Asked for extra detail, he explains: “An awful lot of things weren’t in
place at QPR. The training ground wasn’t ready and we were trying to address
that – we needed to create the right environment. But if you become too
wrapped up in all of that you can lose a grip on your players and what they
are doing on the pitch. I suppose I was being dragged into areas where I
needn’t have bothered.”
Plainly, Hughes is embarrassed by this chapter of his work. By turns wary,
brittle and circumspect when his QPR failures are raised, it appears he
would far rather dwell upon his recent rehabilitation. On the surface, his
methods at Stoke have evolved little: he has retained fellow Welshman Mark
Bowen as his ever-present deputy, and sources close to him confirm that the
50-year-old has lost none of his passion for vast screeds of ProZone data.
But results, as underlined by a sequence of only one defeat in eight, have
been emphatically revived.
Hughes risked derision when he declared that he would bring a more dynamic,
progressive brand of football to the Britannia Stadium, but he has since
found himself vindicated. “To begin with we were probably overdoing the
passing game, but Odemwingie has given us a little more of a cutting edge,”
he says. “We used to find it difficult to dominate games, but now we carry a
proper threat. We can be more direct, more quickly, but still have the
capacity to retain possession. The balance is where it needs to be.”

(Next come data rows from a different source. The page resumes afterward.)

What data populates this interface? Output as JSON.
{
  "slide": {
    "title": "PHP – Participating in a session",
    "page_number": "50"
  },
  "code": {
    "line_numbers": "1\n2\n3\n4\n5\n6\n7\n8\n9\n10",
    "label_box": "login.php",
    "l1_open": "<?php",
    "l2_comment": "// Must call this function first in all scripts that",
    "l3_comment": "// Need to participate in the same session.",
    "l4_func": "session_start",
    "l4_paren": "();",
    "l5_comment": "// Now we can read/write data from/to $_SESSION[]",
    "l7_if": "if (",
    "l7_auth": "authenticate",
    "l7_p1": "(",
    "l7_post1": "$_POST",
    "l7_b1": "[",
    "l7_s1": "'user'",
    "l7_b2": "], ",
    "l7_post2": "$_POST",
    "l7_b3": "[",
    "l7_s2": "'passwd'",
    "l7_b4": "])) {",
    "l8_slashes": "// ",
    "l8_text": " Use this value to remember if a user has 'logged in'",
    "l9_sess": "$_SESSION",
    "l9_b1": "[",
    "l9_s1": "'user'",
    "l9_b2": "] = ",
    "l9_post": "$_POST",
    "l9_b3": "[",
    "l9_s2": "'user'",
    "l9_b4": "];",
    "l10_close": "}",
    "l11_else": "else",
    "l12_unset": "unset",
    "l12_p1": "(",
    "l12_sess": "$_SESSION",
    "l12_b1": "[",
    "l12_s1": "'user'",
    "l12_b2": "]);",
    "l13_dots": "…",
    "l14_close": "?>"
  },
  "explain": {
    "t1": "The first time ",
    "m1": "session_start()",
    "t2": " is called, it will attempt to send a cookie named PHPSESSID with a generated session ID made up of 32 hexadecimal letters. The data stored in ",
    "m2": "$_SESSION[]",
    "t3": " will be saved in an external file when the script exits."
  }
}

He defends his forensic approach, and his indulgence in such coach-speak as
“key performance indicators”, arguing that the “only reason I go into that
is because I believe it can make a difference in the Premier League. Here it
is about fine margins. You need to understand that or you’re not doing the
best by your team”.
Attempts to elicit what key texts might feature in his private library, or
whether he searches beyond sport for his inspiration, prove fruitless but
Hughes does offer his own intriguing slant on leadership. “I probably have
hundreds of books that I never read, but I just pick key sections from them
to use in the role I have. I wouldn’t say I am one for Churchillian
speeches, but they can be interesting to study.”

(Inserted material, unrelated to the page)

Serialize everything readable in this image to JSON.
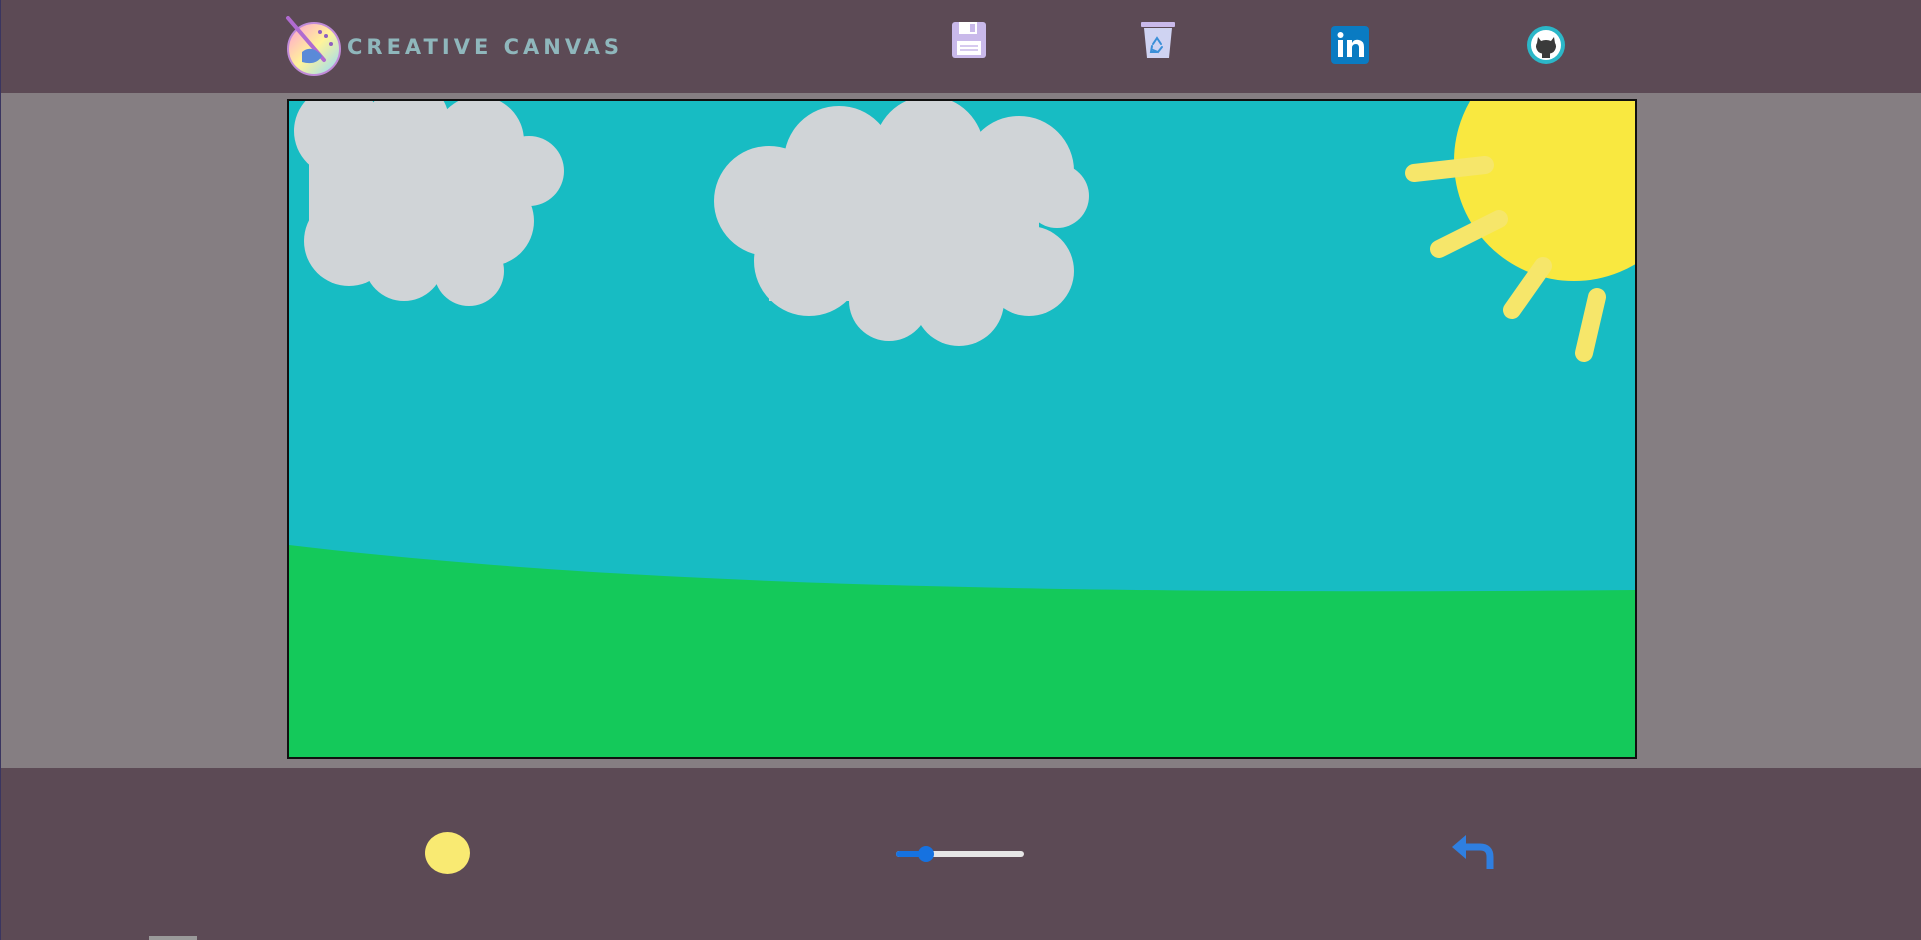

Hughes is uneasy about any intimation of criticism of his predecessor Pulis,
but he realises that any depiction of Stoke as one-dimensional, long-ball
brutes has been rendered redundant under his tutelage. “I was always
impressed by the technical ability of these players – that’s why I felt that
we could be a little different, that they could achieve more. We haven’t
spent much money, though. Of the bottom 10 clubs this season, eight have
smashed their transfer records, but we haven’t been anywhere near ours. We
have paid only £5 million on two players [Odemwingie and Marko Arnautovic].

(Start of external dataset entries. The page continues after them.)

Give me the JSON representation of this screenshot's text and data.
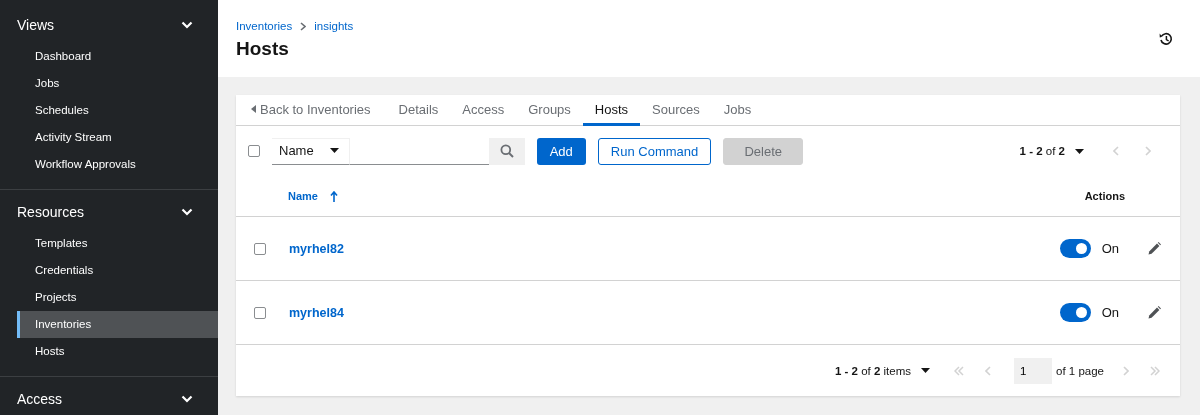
{
  "sidebar": {
    "groups": [
      {
        "label": "Views",
        "items": [
          {
            "label": "Dashboard",
            "selected": false
          },
          {
            "label": "Jobs",
            "selected": false
          },
          {
            "label": "Schedules",
            "selected": false
          },
          {
            "label": "Activity Stream",
            "selected": false
          },
          {
            "label": "Workflow Approvals",
            "selected": false
          }
        ]
      },
      {
        "label": "Resources",
        "items": [
          {
            "label": "Templates",
            "selected": false
          },
          {
            "label": "Credentials",
            "selected": false
          },
          {
            "label": "Projects",
            "selected": false
          },
          {
            "label": "Inventories",
            "selected": true
          },
          {
            "label": "Hosts",
            "selected": false
          }
        ]
      },
      {
        "label": "Access"
      }
    ]
  },
  "breadcrumb": [
    "Inventories",
    "insights"
  ],
  "page_title": "Hosts",
  "tabs": [
    {
      "label": "Back to Inventories",
      "kind": "back",
      "selected": false
    },
    {
      "label": "Details",
      "kind": "tab",
      "selected": false
    },
    {
      "label": "Access",
      "kind": "tab",
      "selected": false
    },
    {
      "label": "Groups",
      "kind": "tab",
      "selected": false
    },
    {
      "label": "Hosts",
      "kind": "tab",
      "selected": true
    },
    {
      "label": "Sources",
      "kind": "tab",
      "selected": false
    },
    {
      "label": "Jobs",
      "kind": "tab",
      "selected": false
    }
  ],
  "toolbar": {
    "select_all_checked": false,
    "filter_attribute": "Name",
    "buttons": [
      {
        "label": "Add",
        "kind": "primary",
        "disabled": false
      },
      {
        "label": "Run Command",
        "kind": "secondary",
        "disabled": false
      },
      {
        "label": "Delete",
        "kind": "danger",
        "disabled": true
      }
    ],
    "pagination": "**1 - 2** of **2**"
  },
  "table": {
    "columns": [
      "Name",
      "Actions"
    ],
    "rows": [
      {
        "checked": false,
        "name": "myrhel82",
        "enabled": true,
        "toggle_label": "On"
      },
      {
        "checked": false,
        "name": "myrhel84",
        "enabled": true,
        "toggle_label": "On"
      }
    ]
  },
  "footer": {
    "items": "**1 - 2** of **2** items",
    "page": "1",
    "page_count": "of 1 page"
  }
}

We have changed, and yet we have kept the qualities of the best Stoke teams,
being difficult to beat and to break down. We have just added more strings
to our bow.”
For all his scrupulousness as a manager, not to mention his gifts as a player
for Manchester United, Barcelona and Bayern Munich, Hughes does continue to
make some peculiar decisions. It is odd in the eyes of many that a man of
considerable erudition would, for example, keep Kia Joorabchian as his
representative, aware of the agent’s controversial past and accusations that
he was influencing player contracts at QPR. “Kia’s just a friend and an
adviser,” he says, bristling slightly. “He hasn’t been involved
at Stoke, he’s just a guy whose company I like.”
Hughes can be acutely conscious of his public image. So as for whether he has
restored his good name in the wake of the QPR debacle, he resists sounding
too triumphalist. “I was quite prepared to allow others to take a view on
it,” he concludes. “I kept my own counsel and waited for the opportunity to
change people’s minds about my abilities. At Stoke, I’m allowed to work how
I want. All I hope is that people will now see I’m not too bad at what I do.”